With her 'conversation pieces', the artist raises questions about the organisation of our living environment. She deliberately focuses on the 'have-nots': those who are forced to rely on their own resourcefulness to be self-reliant. She draws parallels between the far corners of the world in search of that universal power. Optimism about the adaptability of mankind in an ever-changing world is the recurrent theme of Tomesen's work, but it also contains an appeal to take care of the preservation of this organic relationship with public space. Subtly, she presents the Western viewer with a different reality. One where time is circular and each day repeats itself like an endless loop, and where what is available is used creatively and the economy is given space to organically form itself in the rhythmic cadence of life.

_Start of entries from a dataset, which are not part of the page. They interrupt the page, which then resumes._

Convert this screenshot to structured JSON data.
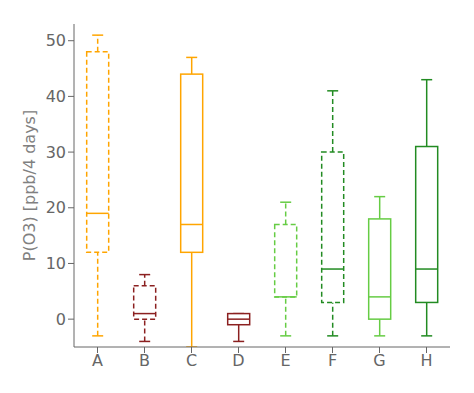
{
  "chart_data": {
    "type": "box",
    "ylabel": "P(O3) [ppb/4 days]",
    "categories": [
      "A",
      "B",
      "C",
      "D",
      "E",
      "F",
      "G",
      "H"
    ],
    "boxes": [
      {
        "color": "#FFA500",
        "line_style": "dashed",
        "whisker_low": -3,
        "q1": 12,
        "median": 19,
        "q3": 48,
        "whisker_high": 51
      },
      {
        "color": "#8B2020",
        "line_style": "dashed",
        "whisker_low": -4,
        "q1": 0,
        "median": 1,
        "q3": 6,
        "whisker_high": 8
      },
      {
        "color": "#FFA500",
        "line_style": "solid",
        "whisker_low": -5,
        "q1": 12,
        "median": 17,
        "q3": 44,
        "whisker_high": 47
      },
      {
        "color": "#8B2020",
        "line_style": "solid",
        "whisker_low": -4,
        "q1": -1,
        "median": 0,
        "q3": 1,
        "whisker_high": 1
      },
      {
        "color": "#66CC44",
        "line_style": "dashed",
        "whisker_low": -3,
        "q1": 4,
        "median": 4,
        "q3": 17,
        "whisker_high": 21
      },
      {
        "color": "#228B22",
        "line_style": "dashed",
        "whisker_low": -3,
        "q1": 3,
        "median": 9,
        "q3": 30,
        "whisker_high": 41
      },
      {
        "color": "#66CC44",
        "line_style": "solid",
        "whisker_low": -3,
        "q1": 0,
        "median": 4,
        "q3": 18,
        "whisker_high": 22
      },
      {
        "color": "#228B22",
        "line_style": "solid",
        "whisker_low": -3,
        "q1": 3,
        "median": 9,
        "q3": 31,
        "whisker_high": 43
      }
    ],
    "ylim": [
      -5,
      53
    ],
    "yticks": [
      0,
      10,
      20,
      30,
      40,
      50
    ]
  }
}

Her latest research projects, too, are characterised by a sharp eye for the remarkable in the ordinary. Since the beginning of 2020, Su has been working on two new large-scale and long-term projects in the field of sound and community art. (1) In Yogyakarta, she zoomed in on the rhythmic sounds of street vendors who go around the neighborhoods. The sounds form the ingredients for a new musical composition, loosely based on the structure of Javanese gamelan music. The process will result in a parade and a new video installation. (2) In Amsterdam Southeast she is working on the Bijlmersymphonie project. On Sunday afternoon, July 7, music will be heard from various balconies of the Geldershoofd apartment building. Seventeen songs from different cultures, suggested by residents, have been put together into an experimental composition by the artist. The audience can enjoy this musical spectacle in the green courtyard that presents the diversity and solidarity of the Bijlmer. Bijlmersymphonie will be filmed and the resulting video installation is part of an exhibition at CBK Zuidoost from December 2024 to February 2025.
From 2017 till 2022, Su Tomesen's art practice has been structurally supported by the Mondriaan Fund's Stipendium Program for Established Artists.